Further, even if the disk is tilted when viewed from above, the tilt of the disk gradually changes from the tilt when viewed from above to the tilt as viewed from the side, so that the attitude of the disk is restored as described above. As described above, according to the disk support of the present invention, the disk is returned to its original position regardless of whether the disk is tilted when viewed from the side or tilted when viewed from above. Plate support can be ensured. Further, contact between the disks held in the adjacent grooves can be prevented, and the surface treatment of the disks can be performed favorably. In addition, since a sufficient space can be secured around the inner peripheral edge of the disk as compared with the case where the groove is formed in a V-shape in cross section as in the conventional case, the surface treatment of the disk in this portion is also possible.
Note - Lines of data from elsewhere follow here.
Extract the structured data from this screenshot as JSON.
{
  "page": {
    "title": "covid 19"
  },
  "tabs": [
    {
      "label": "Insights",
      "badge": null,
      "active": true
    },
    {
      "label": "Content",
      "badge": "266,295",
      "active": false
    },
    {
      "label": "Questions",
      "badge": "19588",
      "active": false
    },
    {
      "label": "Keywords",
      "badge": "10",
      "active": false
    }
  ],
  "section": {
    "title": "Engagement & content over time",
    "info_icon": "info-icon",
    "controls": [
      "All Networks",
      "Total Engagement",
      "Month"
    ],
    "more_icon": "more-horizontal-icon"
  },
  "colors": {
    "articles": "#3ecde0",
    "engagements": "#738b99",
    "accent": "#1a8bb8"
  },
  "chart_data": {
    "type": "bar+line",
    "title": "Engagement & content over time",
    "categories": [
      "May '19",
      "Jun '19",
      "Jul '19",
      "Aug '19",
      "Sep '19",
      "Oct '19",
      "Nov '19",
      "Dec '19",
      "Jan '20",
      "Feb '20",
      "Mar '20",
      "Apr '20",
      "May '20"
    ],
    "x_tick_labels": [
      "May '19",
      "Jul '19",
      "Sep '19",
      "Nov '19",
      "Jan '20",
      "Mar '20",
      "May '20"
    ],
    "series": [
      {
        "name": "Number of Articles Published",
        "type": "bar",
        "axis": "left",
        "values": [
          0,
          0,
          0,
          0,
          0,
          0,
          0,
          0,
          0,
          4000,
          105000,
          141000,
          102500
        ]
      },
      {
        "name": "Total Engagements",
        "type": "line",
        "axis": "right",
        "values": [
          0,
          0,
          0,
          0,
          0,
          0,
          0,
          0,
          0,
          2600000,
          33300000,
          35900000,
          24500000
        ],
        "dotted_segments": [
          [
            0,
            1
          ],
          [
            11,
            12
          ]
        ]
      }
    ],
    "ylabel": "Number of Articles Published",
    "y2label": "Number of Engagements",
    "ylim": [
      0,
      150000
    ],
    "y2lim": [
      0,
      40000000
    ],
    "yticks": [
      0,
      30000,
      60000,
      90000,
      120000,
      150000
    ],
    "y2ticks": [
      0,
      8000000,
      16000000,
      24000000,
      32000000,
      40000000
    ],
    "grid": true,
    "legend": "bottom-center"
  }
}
Can be performed well.

[Brief description of the drawings]

FIG. 1 is a longitudinal sectional view showing a schematic configuration of a plating apparatus using a disk support according to an embodiment of the present invention.

FIG. 2 is a side view showing the disk support according to the embodiment.

FIG. 3 is a partially enlarged side view showing a state in which a magnetic disk substrate (disk) is supported by a disk support according to the present embodiment.

FIG. 4 is a diagram showing a state in which a magnetic disk substrate (disk) is supported by the disk support according to the embodiment;
(A) is a partially enlarged plan view, (b) is a partially enlarged side view.

5A and 5B are diagrams illustrating an example of the behavior of a disk when the disk is tilted in a conventional plating apparatus using a disk support, wherein FIG. 5A is a side view, and FIG. It is a part enlarged side view.

FIG. 6 is a plan view showing an example of a behavior of a disk when the disk is inclined in a conventional plating apparatus using a disk support.

FIG. 7 is a side sectional view showing an example of a behavior of a disk when the disk is tilted in a plating apparatus using a conventional disk support.

[Explanation of symbols]

 3 Disk support 4 Groove 33 Magnetic disk substrate (disk)

 ────────────────────────────────────────────────── ─── Continuing on the front page (72) Inventor Atsushi Sakamoto 1-297 Kitabukuro-cho, Omiya-shi, Saitama Mitsubishi Materials Corporation Intelligent Equipment and System Development Center F-term (reference) 4K022 AA31 AA44 DA01 DB15 5D112 AA02 AA24 EE01 KK01

Claims (1)

[Claims] 1. A disc support having a substantially round bar shape, wherein a groove for receiving an inner peripheral edge of a disc having an inner periphery formed on an outer peripheral surface thereof is formed over the entire periphery. A disk support, wherein the groove is formed in a cross-sectional view such that a central portion of a bottom surface is raised to both sides of the bottom surface.